34. "For the graces of indulgences are concerned only with the penalties of sacramental satisfaction established by man."

I suppose it is true that if an indulgence could be purchased by money, the limit of what it relates to would be a [legal] penalty of sacramental satisfaction. But is even the concept of sacramental satisfaction biblical?
Thesis 34 was in explanation of 33, "Men must especially be on guard against those who say that the pope's pardons are that inestimable gift of God by which man is reconciled to Him."
 

rossh

Well-known member
Yes, one must wonder why a question about indulgences prompted Luther to rebel against the RCC, when it had spent the past five hundred years exterminating heretics, and inciting kings to launch bloody crusades against their subject peoples, commencing with those against the Waldenses and Albigenses. The funny thing was even the RCC acknowledged that its own ministers were disreputable in these parts where the heretics were strongest, being given over to simony and greed etc. There is little doubt that the Albigensian religion was unscriptural and exhibited Manichaean tendencies, but the right approach would have been to send in godly ministers to reform the errors, not exterminate the heretics.

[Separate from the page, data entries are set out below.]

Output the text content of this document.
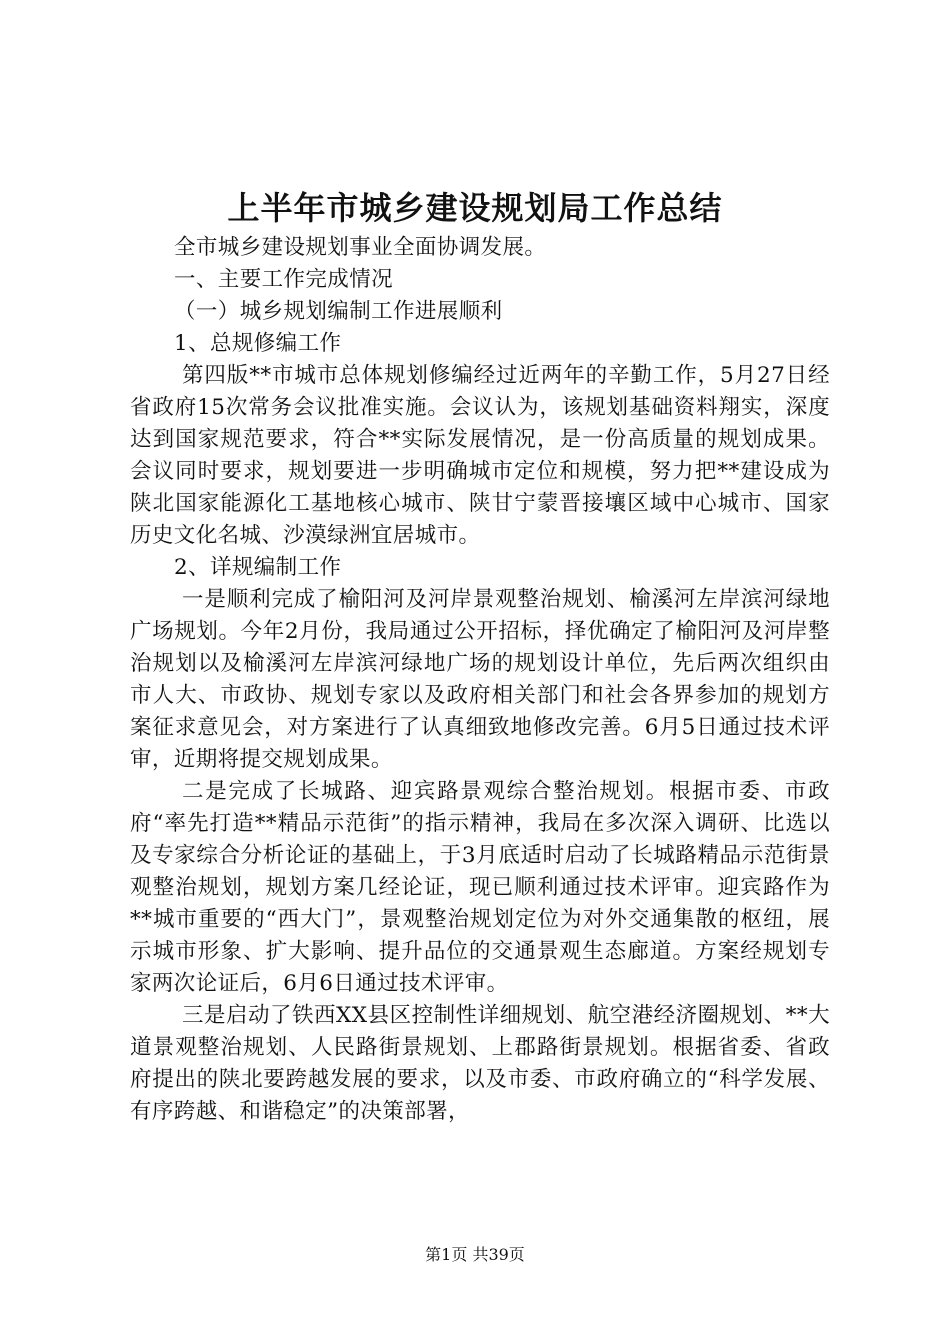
上半年市城乡建设规划局工作总结

全市城乡建设规划事业全面协调发展。

一、主要工作完成情况

（一）城乡规划编制工作进展顺利

1、总规修编工作

第四版**市城市总体规划修编经过近两年的辛勤工作，5月27日经省政府15次常务会议批准实施。会议认为，该规划基础资料翔实，深度达到国家规范要求，符合**实际发展情况，是一份高质量的规划成果。会议同时要求，规划要进一步明确城市定位和规模，努力把**建设成为陕北国家能源化工基地核心城市、陕甘宁蒙晋接壤区域中心城市、国家历史文化名城、沙漠绿洲宜居城市。

2、详规编制工作

一是顺利完成了榆阳河及河岸景观整治规划、榆溪河左岸滨河绿地广场规划。今年2月份，我局通过公开招标，择优确定了榆阳河及河岸整治规划以及榆溪河左岸滨河绿地广场的规划设计单位，先后两次组织由市人大、市政协、规划专家以及政府相关部门和社会各界参加的规划方案征求意见会，对方案进行了认真细致地修改完善。6月5日通过技术评审，近期将提交规划成果。

二是完成了长城路、迎宾路景观综合整治规划。根据市委、市政府“率先打造**精品示范街”的指示精神，我局在多次深入调研、比选以及专家综合分析论证的基础上，于3月底适时启动了长城路精品示范街景观整治规划，规划方案几经论证，现已顺利通过技术评审。迎宾路作为**城市重要的“西大门”，景观整治规划定位为对外交通集散的枢纽，展示城市形象、扩大影响、提升品位的交通景观生态廊道。方案经规划专家两次论证后，6月6日通过技术评审。

三是启动了铁西XX县区控制性详细规划、航空港经济圈规划、**大道景观整治规划、人民路街景规划、上郡路街景规划。根据省委、省政府提出的陕北要跨越发展的要求，以及市委、市政府确立的“科学发展、有序跨越、和谐稳定”的决策部署，

第1页 共39页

I suppose the indulgence issue just appeared to Luther as the irritation of the day, but it had come a long time (six years) after he had witnessed the harlotry of Rome first hand in 1511. "If there is Hell, then Rome is built over it!", he says, calling it a "cesspit of sin". Shows you how enslaved everyone was in those days to the Romish church that they could ignore such sins.
bottom line is, that selling anything is profit/money no outlay..
 

rossh

Well-known member
One could argue that a secular State that reserves for itself all criminal penalties and thus negates the need for restorative justice is no difference in essence to the medieval and unreformed RCC.
babble, this is just the ramblings of a confused mind, " this could and that could this may and that maybe not etc; etc; " then you point to the RCC, hah! homosexuals and pedophiles ,,, 1Cor 7:9 But if they cannot control themselves, they should marry, for it is better to marry than to burn with passion. etc;
 

cjab

Active member
babble, this is just the ramblings of a confused mind, " this could and that could this may and that maybe not etc; etc; " then you point to the RCC, hah! homosexuals and pedophiles ,,, 1Cor 7:9 But if they cannot control themselves, they should marry, for it is better to marry than to burn with passion. etc;
babble!
 

cjab

Active member
yes, that what they say when they can not prove anything..
I'm referring to your method of accusing others what you practice yourself.

As for proofs: the Pharisees didn't find Jesus had proved anything either.

If you've got a point on church history to make, say it.

This isn't the right forum for you, I think.